Dia mendengar suara rapalan banyak orang. Tidak peduli bagaimana dia berteriak dan berjuang, Lanak terus membedahnya.

Jeritan melengkingnya tidak berhenti sampai akhirnya berubah menjadi isak tangis pahit.

Dengan demikian, dalam kisah setua waktu, negara yang menjijikkan itu berakhir.



_________________



“…!”

Tinasha tersentak bangun.

Dia mencengkeram kepalanya dengan tangan gemetar. Di dalam pikirannya, mimpi dan kenyataan serta masa lalu dan masa kini semuanya bercampur aduk.

Dia melihat sekeliling dan menemukan dirinya berada di ruangan yang tidak dikenalnya. Dia duduk di tempat tidur, menarik-narik gaun tidurnya yang panjang.

Setelah beberapa kali menarik napas dalam-dalam, jantungnya akhirnya berhenti berdebar kencang. Begitu dia bangun dari tempat tidur, dia mulai mondar-mandir. Tak lama kemudian, dia melihat cermin besar di dinding.

Sesaat, dia melihat seorang gadis kecil kurus di sana dan dia tersentak.

"Ah…"

Terengah-engah, dia melihat lagi tetapi sekarang hanya melihat dirinya yang dewasa yang terpantul kembali padanya.

Tinasha sama sekali tidak terlihat seperti anak kecil yang dulu.

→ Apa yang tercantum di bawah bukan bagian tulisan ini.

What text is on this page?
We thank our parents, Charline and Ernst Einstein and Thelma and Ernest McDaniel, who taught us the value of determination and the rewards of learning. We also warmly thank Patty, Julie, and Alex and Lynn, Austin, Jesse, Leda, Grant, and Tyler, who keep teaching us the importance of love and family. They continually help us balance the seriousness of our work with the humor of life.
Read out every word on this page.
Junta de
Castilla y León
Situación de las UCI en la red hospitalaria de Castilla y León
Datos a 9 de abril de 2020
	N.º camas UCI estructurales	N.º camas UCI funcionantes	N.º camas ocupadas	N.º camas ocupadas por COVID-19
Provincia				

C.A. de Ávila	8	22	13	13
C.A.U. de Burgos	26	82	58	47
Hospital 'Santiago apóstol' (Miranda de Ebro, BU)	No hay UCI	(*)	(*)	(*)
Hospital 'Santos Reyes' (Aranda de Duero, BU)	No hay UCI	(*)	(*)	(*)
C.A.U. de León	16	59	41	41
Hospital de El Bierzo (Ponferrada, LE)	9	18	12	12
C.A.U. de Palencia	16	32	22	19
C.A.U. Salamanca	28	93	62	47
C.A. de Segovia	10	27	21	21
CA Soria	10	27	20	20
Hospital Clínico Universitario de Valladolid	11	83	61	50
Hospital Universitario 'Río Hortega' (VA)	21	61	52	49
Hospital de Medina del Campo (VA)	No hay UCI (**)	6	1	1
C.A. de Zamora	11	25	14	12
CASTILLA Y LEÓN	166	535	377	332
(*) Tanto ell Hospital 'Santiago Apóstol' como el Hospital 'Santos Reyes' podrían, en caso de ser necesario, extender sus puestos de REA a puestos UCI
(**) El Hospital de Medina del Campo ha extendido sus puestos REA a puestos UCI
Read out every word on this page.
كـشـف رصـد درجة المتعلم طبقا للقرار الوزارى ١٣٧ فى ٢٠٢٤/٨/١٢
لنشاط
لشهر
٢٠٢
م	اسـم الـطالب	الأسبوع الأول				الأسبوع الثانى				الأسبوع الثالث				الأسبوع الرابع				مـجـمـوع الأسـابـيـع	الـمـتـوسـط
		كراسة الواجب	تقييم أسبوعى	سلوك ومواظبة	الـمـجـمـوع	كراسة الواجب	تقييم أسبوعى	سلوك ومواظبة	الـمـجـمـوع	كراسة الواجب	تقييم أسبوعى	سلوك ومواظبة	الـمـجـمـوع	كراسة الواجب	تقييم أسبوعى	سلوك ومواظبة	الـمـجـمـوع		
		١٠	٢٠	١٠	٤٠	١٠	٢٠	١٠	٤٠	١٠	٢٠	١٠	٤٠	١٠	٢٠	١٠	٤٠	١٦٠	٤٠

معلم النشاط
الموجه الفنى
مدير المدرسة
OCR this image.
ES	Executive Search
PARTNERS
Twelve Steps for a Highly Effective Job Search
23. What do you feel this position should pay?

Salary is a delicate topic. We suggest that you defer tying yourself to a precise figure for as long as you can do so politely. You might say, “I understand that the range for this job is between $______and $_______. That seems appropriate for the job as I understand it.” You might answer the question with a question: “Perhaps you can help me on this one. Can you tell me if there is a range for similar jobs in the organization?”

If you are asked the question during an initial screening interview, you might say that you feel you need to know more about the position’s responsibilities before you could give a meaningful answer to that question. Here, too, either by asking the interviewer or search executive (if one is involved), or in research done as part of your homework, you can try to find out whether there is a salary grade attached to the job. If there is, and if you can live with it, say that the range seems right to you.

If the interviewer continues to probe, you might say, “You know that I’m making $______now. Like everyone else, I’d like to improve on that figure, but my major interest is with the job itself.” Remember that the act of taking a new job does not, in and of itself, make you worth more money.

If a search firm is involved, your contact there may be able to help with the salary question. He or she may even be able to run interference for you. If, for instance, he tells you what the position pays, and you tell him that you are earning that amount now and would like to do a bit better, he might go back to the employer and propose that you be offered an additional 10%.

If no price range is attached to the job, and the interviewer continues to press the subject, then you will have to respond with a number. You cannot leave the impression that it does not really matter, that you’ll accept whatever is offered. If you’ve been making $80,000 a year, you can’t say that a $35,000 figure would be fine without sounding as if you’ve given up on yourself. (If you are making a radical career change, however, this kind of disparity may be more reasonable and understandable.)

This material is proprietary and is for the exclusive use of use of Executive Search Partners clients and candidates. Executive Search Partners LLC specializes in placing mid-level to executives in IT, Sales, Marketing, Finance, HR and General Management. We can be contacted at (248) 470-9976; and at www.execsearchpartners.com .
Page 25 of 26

Tahun-tahun yang melelahkannya dan melilitnya dengan keputusasaan dan kebencian. Dia tahu bahwa jauh di dalam hatinya, bagaimanapun juga, diri yang sama itu masih ada. Gadis yang menjadi gila empat ratus tahun yang lalu itu masih ada di sana.

Tinasha melangkah ke cermin dan meletakkan tangannya di atas gelas es. “Inilah mengapa aku memberitahumu untuk tidak terlalu dekat dengan penyihir, Oscar....”

Bibirnya melengkung menjadi seringai mencela diri sendiri, saat mata gelap wanita di dalam cermin sepertinya mengalihkan pandangannya.

Mengalihkan pandanganya dari pantulan itu, Tinasha melakukan langkah-langkah dasar untuk mempersiapkan diri. Banyak hal yang harus dia lakukan sekarang. Dia tidak bisa selamanya tinggal dalam mimpi.

Ketika dia tiba di aula utama kastil, tiga mage sedang melakukan audiensi dengan raja. Duduk di atas takhta putih, Lanak memperhatikannya dan berseru, “Selamat pagi, Aeti. Apakah kamu tidur dengan nyenyak?"

“Sudah, terima kasih. Siapa orang-orang ini?"

"Ah iya. Rupanya, mereka akan pergi ke kota di Tayiri.” Lanak terkekeh.

Cara dia mengucapkannya membuatnya terdengar seperti tidak ada hubungannya dengannya, dan Tinasha memiringkan kepalanya dengan polos. “Untuk membakar kota itu?”

Pertanyaannya terdengar seperti pertanyaan seorang gadis kecil, dan salah satu dari tiga mage itu mengangguk dengan sikap agresif. "Ya. Deklarasi perang."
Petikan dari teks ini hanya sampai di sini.